Greenland's is a different instrument pointed somewhere else again. When Pierre Biscaye fingered the provenance of glacial dust in the GISP2 core in 1997, the isotopes pointed to eastern Asia — the Gobi, the Taklamakan, the Chinese Loess Plateau — and he was explicit that the dust was not derived from the mid-continental United States or the Sahara, the two nearer candidates people had proposed.5 (A 2018 reanalysis argues for a possible minor Saharan component in Greenland; the exception is alive, but the bulk verdict holds.) So the two great ice archives of dust each saw their own hemisphere's desert, and neither saw the Sahara. The Saharan plume — the one we actually watch from space — is logged not in the ice but in the sediments of the Atlantic floor and the recent satellite record. Three dust systems, three couriers, and the most famous one absent from the cores entirely.

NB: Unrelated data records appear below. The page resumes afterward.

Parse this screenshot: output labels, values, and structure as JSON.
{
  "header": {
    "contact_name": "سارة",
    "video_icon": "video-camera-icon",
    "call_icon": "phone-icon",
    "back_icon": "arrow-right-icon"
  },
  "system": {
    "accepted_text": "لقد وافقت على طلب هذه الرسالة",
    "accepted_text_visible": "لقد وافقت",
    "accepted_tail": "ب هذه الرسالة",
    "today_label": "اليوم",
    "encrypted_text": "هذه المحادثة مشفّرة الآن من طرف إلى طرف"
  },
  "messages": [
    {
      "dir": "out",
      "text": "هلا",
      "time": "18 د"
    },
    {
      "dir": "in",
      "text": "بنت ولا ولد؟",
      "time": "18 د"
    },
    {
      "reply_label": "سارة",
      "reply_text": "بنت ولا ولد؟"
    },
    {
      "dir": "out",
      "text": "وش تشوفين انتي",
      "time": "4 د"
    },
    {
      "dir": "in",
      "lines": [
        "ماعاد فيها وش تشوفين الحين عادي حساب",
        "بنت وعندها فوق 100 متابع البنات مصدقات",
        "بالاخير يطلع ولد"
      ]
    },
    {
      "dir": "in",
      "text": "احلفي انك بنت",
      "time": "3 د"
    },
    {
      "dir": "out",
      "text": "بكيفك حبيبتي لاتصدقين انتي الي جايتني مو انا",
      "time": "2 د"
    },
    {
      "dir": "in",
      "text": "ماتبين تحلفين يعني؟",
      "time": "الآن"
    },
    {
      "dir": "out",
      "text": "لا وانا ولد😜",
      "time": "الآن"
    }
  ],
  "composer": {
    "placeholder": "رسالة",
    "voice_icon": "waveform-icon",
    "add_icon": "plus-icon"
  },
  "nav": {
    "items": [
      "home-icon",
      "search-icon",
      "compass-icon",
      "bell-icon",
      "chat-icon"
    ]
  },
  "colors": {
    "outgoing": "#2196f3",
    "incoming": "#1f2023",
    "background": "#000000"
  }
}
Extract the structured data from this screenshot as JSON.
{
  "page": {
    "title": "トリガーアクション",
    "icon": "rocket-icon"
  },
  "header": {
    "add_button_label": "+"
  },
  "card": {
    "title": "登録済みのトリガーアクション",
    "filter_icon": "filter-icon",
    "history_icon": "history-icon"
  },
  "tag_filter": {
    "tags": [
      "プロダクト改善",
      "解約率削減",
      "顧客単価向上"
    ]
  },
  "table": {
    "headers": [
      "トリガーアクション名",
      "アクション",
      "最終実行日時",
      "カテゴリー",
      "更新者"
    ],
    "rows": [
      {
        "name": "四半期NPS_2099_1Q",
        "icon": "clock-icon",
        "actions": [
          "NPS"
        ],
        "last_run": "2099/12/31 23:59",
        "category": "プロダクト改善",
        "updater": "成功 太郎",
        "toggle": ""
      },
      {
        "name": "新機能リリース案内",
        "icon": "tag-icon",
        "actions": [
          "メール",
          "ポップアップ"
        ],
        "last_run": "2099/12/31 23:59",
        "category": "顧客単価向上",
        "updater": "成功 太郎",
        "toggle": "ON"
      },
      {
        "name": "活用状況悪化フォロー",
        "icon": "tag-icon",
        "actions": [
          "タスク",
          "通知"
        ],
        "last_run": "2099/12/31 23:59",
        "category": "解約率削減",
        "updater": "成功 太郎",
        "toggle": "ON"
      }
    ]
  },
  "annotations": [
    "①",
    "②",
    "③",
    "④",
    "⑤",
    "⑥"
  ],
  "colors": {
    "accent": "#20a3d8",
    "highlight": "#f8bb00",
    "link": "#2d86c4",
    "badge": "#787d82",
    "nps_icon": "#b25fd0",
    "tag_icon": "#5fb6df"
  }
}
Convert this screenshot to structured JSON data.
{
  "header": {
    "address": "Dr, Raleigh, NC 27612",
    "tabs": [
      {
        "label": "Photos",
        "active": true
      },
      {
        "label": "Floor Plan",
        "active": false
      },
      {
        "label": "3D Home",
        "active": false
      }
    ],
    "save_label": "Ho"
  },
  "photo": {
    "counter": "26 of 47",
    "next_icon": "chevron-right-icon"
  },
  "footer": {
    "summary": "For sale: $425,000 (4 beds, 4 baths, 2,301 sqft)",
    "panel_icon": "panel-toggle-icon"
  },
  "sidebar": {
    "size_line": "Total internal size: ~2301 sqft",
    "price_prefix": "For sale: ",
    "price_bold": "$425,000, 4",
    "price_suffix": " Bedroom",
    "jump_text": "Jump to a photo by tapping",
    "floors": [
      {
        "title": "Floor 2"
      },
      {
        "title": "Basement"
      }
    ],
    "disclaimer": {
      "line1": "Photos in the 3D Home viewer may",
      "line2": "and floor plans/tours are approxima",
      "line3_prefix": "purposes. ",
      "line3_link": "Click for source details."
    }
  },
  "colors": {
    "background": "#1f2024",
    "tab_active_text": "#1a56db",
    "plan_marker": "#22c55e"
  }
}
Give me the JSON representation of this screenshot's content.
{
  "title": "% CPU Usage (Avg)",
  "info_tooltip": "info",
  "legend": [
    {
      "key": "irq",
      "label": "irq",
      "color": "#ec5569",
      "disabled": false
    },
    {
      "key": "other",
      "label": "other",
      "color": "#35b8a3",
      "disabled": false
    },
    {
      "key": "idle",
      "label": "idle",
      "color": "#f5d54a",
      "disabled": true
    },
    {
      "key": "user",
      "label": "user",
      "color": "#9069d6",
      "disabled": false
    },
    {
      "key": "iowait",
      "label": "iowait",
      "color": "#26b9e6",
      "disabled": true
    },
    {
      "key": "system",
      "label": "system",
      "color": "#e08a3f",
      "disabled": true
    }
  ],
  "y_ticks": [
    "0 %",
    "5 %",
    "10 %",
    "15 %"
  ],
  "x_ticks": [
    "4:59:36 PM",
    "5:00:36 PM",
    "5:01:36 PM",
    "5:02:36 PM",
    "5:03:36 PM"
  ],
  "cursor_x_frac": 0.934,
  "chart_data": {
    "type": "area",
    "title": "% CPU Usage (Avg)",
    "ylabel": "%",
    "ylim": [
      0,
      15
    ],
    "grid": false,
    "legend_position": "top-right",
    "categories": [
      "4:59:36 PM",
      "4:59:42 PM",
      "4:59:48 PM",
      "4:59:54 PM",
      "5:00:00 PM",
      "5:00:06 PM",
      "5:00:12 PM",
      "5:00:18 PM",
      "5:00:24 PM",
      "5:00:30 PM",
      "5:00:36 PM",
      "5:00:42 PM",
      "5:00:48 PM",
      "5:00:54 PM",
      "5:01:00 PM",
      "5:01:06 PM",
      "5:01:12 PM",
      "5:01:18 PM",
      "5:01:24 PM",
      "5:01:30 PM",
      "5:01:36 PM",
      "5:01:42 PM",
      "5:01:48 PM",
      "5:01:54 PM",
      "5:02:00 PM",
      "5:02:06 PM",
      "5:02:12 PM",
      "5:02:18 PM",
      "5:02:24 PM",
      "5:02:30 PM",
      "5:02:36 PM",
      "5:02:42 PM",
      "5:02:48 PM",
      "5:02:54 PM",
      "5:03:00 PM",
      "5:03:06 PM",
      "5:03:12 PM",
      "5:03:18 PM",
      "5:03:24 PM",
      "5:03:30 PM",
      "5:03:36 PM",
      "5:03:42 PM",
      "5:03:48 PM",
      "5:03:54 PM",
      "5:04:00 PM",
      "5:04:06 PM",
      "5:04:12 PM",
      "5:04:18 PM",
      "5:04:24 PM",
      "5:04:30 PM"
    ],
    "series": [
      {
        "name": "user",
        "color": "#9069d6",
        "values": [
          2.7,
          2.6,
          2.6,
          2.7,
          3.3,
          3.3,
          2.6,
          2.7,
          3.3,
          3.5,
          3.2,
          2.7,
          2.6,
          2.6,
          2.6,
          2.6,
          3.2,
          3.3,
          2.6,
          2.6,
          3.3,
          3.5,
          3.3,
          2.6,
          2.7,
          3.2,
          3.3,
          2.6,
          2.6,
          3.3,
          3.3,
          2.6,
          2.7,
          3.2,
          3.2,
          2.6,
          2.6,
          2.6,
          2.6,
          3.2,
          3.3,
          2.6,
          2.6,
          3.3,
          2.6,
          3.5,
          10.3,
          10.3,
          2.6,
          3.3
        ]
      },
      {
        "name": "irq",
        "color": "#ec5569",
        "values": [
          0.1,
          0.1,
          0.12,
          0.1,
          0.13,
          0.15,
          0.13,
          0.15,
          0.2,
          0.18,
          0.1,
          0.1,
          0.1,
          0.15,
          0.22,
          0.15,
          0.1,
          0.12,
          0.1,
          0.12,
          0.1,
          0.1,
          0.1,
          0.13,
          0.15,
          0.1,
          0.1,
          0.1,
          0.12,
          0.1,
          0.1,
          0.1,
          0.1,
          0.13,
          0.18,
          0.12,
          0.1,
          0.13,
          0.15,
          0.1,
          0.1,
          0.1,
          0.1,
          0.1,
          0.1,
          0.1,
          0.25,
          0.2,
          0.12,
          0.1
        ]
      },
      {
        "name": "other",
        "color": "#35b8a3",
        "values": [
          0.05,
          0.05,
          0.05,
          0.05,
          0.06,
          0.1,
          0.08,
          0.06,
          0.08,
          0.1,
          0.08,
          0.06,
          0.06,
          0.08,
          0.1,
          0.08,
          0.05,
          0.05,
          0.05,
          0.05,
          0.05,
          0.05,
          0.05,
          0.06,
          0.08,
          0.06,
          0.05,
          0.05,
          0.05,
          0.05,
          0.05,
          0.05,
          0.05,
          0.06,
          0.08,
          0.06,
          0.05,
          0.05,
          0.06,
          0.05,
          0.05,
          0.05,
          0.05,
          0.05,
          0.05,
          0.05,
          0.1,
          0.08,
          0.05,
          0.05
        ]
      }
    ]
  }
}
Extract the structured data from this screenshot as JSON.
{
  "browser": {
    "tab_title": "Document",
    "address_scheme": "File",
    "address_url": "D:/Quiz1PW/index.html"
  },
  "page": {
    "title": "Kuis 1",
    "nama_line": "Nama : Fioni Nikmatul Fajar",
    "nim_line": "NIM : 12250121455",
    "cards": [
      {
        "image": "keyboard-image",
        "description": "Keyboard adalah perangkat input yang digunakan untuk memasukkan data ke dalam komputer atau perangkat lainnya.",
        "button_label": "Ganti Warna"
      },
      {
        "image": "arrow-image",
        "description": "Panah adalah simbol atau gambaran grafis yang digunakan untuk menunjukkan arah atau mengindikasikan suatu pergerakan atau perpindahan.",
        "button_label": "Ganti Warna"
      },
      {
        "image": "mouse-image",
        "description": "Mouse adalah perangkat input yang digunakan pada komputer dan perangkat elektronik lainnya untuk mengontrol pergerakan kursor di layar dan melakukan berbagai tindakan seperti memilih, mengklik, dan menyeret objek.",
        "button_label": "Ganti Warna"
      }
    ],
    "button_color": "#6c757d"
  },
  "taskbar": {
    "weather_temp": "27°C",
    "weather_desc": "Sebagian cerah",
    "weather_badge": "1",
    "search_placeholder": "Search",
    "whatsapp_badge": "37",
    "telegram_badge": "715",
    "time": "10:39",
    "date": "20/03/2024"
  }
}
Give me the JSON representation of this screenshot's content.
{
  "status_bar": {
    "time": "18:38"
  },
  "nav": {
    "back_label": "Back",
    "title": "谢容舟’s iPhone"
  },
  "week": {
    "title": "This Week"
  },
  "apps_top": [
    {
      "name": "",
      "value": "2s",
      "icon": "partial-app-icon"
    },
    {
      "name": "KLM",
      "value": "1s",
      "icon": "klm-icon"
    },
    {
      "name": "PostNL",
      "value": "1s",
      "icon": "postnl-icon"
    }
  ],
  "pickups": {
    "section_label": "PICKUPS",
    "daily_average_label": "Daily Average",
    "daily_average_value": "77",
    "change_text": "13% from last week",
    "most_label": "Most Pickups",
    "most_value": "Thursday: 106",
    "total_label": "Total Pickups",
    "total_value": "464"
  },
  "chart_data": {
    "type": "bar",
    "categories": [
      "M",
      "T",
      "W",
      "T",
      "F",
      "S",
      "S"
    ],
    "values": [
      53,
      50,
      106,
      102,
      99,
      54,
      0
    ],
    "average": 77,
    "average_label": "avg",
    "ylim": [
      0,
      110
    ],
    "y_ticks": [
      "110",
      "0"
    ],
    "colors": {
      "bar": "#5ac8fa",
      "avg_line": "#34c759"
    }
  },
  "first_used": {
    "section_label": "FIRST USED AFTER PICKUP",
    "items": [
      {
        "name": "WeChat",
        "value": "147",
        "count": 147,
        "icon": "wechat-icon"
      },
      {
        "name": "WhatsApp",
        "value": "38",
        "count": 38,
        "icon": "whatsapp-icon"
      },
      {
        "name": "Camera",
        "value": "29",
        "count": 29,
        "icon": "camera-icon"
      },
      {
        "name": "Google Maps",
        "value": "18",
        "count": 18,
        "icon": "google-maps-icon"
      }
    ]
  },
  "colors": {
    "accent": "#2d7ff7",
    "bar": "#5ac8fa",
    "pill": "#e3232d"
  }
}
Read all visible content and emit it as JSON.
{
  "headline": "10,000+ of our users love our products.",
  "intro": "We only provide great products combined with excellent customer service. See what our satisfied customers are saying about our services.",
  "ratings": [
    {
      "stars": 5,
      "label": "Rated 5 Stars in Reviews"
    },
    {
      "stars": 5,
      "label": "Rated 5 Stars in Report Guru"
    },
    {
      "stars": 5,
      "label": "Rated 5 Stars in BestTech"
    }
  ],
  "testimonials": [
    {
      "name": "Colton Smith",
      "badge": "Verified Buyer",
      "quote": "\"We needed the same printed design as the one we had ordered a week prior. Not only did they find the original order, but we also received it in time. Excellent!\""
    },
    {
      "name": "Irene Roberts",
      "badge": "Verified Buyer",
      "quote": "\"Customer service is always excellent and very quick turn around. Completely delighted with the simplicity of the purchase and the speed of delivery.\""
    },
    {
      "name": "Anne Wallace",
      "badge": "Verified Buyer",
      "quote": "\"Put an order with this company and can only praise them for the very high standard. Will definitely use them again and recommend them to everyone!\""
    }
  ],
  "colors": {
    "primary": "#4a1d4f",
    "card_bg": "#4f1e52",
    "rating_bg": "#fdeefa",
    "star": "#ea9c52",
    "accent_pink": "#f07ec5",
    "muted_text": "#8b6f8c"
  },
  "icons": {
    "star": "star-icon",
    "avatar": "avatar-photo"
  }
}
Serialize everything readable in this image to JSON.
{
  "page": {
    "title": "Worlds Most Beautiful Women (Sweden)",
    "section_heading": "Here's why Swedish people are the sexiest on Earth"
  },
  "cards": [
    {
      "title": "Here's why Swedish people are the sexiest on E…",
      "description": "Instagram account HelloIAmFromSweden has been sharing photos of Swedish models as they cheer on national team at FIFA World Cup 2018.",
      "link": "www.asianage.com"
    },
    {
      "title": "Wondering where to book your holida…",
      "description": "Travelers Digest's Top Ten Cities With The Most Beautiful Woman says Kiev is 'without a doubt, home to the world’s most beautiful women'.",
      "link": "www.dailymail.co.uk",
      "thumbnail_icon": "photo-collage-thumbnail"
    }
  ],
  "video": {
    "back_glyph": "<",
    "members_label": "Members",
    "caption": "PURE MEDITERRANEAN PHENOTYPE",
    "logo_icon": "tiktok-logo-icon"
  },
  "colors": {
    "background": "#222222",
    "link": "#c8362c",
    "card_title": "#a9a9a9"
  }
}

The Saharan system the cores missed has the best archive story of the three, and it is worth the detour. Most of the Sahara's exported dust does not come from the whole desert; it comes from one spot — the Bodélé Depression in Chad, about 10,800 km², routinely called the dustiest place on Earth, emitting on the order of 180 Tg of dust a year, perhaps 6–18% of the global total, from a single dry basin.6 And the surface the wind is stripping is diatomite — the silica skeletons of microscopic freshwater algae, each about two microns across, laid down on the floor of Lake Mega-Chad when it was the largest freshwater lake in Africa during the wet early Holocene. The lake dried; the diatoms stayed; the wind now grinds them up and lofts them across the Atlantic. The dust everyone pictures is a fossil lake in flight — an archive of dead algae, aerosolized and re-filed half a world away.
And re-filed, the story goes, in the Amazon. This is the line that went around the world: Saharan dust crosses the ocean and fertilizes the rainforest with phosphorus, the desert feeding the forest. The number behind it is Hongbin Yu's 2015 satellite estimate — about 28 million tonnes of dust deposited in the Amazon basin per year, carrying roughly 22,000 tonnes of phosphorus, "comparable," the paper said, to what the basin loses to its rivers.7 It is a beautiful result and I do not doubt the mechanism. But the headline that traveled — the exact amount the rainforest loses — is a point estimate wearing a confidence it does not have. Yu's own brackets put the dust at 8 to 48 million tonnes and the phosphorus at 6,000 to 37,000 tonnes: a factor of six, top to bottom, on both. The estimate is the end of a five-link chain — a satellite lidar sees aerosol; you convert backscatter to dust mass; you assign a phosphorus content from a handful of ground samples; you guess the fraction that is bioavailable rather than locked in mineral grains; and you assume that fraction is what limits the forest. The instrument measures only the first link. The other four are inference, and the bioavailable-phosphorus joint — which is still genuinely open — is where the real uncertainty lives.7
None of which makes the connection false. It makes it a measurement, with a desert and a forest and a factor of six in it — which is more interesting than a coincidence, and asks to be read the way the ice asks to be read: in flux, not concentration; knowing which desert each instrument saw; and respecting the error bars on the part nobody can see directly.